Em 1982, numa cruzada para expulsar a Organização pela Liberação da Palestina (OLP) e extinguir o nacionalismo palestino, Israel invadiu o Líbano, matando 17 mil pessoas, a maioria civis. Desde os anos 80, com o levante da ocupação palestina, de forma geral atirando pedras e organizando greves gerais, Israel prendeu dezenas de milhares de palestinos: mais de 750.000 pessoas foram para prisões israelenses desde 1967, um número equivalente a 40% da população adulta hoje. Eles sairam da prisão com depoimentos de tortura, fundamentados por grupos de direitos humanos como o B’tselem. Durante a segunda intifada, que começou em 2000, Israel invadiu novamente a Cisjordânia (de onde de fato nunca saiu). A ocupação e colonização das terras palestinas continuou ininterruptamente através do “processo de paz” dos anos 90, e até os dias de hoje. E, ainda assim, nos Estados Unidos a discussão ignora esse contexto opressivo crucial, e está sempre limitada à “auto-defesa” de Israel e à suposta responsabilidade de palestinos por seu próprio sofrimento.

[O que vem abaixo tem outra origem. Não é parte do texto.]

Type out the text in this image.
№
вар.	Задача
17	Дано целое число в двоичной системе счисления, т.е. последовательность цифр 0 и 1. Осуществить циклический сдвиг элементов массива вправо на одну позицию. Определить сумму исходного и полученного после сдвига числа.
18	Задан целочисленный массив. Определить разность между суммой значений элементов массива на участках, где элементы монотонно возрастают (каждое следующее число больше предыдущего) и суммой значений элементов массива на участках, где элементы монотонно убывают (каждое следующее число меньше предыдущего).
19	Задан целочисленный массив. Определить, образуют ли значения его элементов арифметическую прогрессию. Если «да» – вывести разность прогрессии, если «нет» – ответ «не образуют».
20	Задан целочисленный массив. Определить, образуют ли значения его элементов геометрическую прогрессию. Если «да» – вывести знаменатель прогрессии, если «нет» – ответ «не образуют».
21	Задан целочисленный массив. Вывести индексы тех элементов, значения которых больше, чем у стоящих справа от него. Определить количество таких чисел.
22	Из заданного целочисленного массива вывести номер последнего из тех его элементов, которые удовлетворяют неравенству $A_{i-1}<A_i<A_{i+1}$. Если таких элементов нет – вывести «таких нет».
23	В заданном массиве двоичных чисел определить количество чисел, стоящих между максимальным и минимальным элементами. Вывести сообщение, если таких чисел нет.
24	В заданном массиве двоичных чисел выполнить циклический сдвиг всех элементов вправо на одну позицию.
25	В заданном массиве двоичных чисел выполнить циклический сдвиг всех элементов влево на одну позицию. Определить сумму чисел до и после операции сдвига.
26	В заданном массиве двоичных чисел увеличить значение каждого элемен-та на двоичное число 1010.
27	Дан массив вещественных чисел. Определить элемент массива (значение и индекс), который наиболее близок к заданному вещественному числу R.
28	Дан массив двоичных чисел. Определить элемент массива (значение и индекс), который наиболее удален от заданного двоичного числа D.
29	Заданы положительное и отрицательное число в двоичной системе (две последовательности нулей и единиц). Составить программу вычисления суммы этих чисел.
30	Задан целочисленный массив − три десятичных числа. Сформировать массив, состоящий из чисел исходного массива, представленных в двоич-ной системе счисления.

Nos últimos sete anos ou mais, Israel sitiou, atormentou e atacou regularmente a Faixa de Gaza. Os pretextos mudam: eles elegeram o Hamas; eles se recusam a ser dóceis; eles se recusam a reconhecer Israel; eles lançam foguetes; eles constroem túneis para contornar o estado de sítio etc. Mas cada pretexto é uma falácia, porque a verdade dos guetos – o que acontece quando você aprisiona 1,8 milhão de pessoas em 225 mil metros quadrados, quase um terço da área da cidade de Nova York, com controle de fronteiras, quase sem acesso ao mar para pescadores (apenas três de 20 quilômetros são permitidos, segundo o Acordo de Oslo), sem meio de entrada ou saída e com mísseis guiados sobre suas cabeças noite e dia – é que eles acabarão contra-atacando. Isso aconteceu em Soweto e Belfast e acontece em Gaza. Nós podemos desaprovar o Hamas e alguns de seus métodos, mas isso nao é o mesmo que aceitar a ideia de que palestinos devem concordar de maneira apática com a recusa do seu direito de existir como povo livre em sua terra ancestral.

Esta é precisamente a razão pela qual o apoio dos Estados Unidos à atual política de Israel é insano. A paz foi alcançada no norte da Irlanda e na África do Sul porque os Estados Unidos e o mundo acordaram para o fato de que eles teriam de colocar pressão no lado mais forte, cobrando responsabilidade e dando fim à impunidade. O norte da Irlanda e a África do Sul estão longe de serem exemplos perfeitos, mas vale a pena recordar que para conquistar um resultado justo foi necessário que os Estados Unidos lidassem com grupos como o Exército Republicano Irlandês (IRA, sigla original) e o Congresso Nacional Africano (CNA), que se envolveram com guerrilha e até mesmo terrorismo. Essa foi a única maneira de trilhar um caminho em direção à paz verdadeira e à reconciliação. O caso da Palestina não é fundamentalmente diferente.

Ao invés disso, os Estados Unidos estão fazendo pender a balança em favor do lado mais forte. Nessa visão de mundo surreal e inversa, o que parece é que os israelenses foram ocupados pelos palestinos — e não o contrário. Nesse universo distorcido, aqueles aprisionados nos presídios a céu aberto estão sitiando armas nucleares nas mãos de uma das mais sofisticadas forças militares do mundo.

Se pretendemos nos afastar dessa irrealidade, os EUA precisam mudar suas políticas ou abandonar o argumento de que são um “mediador honesto”. Se o governo estadunidense quer subsidiar e armar Israel e repetir os argumentos israelenses que ignoram a razão e o direito internacional, então que o façam. Mas não deveriam então reivindicar autoridade moral e falar solenemente sobre a paz. Com certeza, não deveriam insultar palestinos ao dizer que se preocupam com eles e suas crianças, que estão morrendo em Gaza hoje.

Rashid Khalidi é o professor Edward Said de Estudos Árabes na Universidade de Columbia e o autor, mais recentemente, de “Brokers of Deceit: How the U.S. Has Undermined Peace in the Middle East”.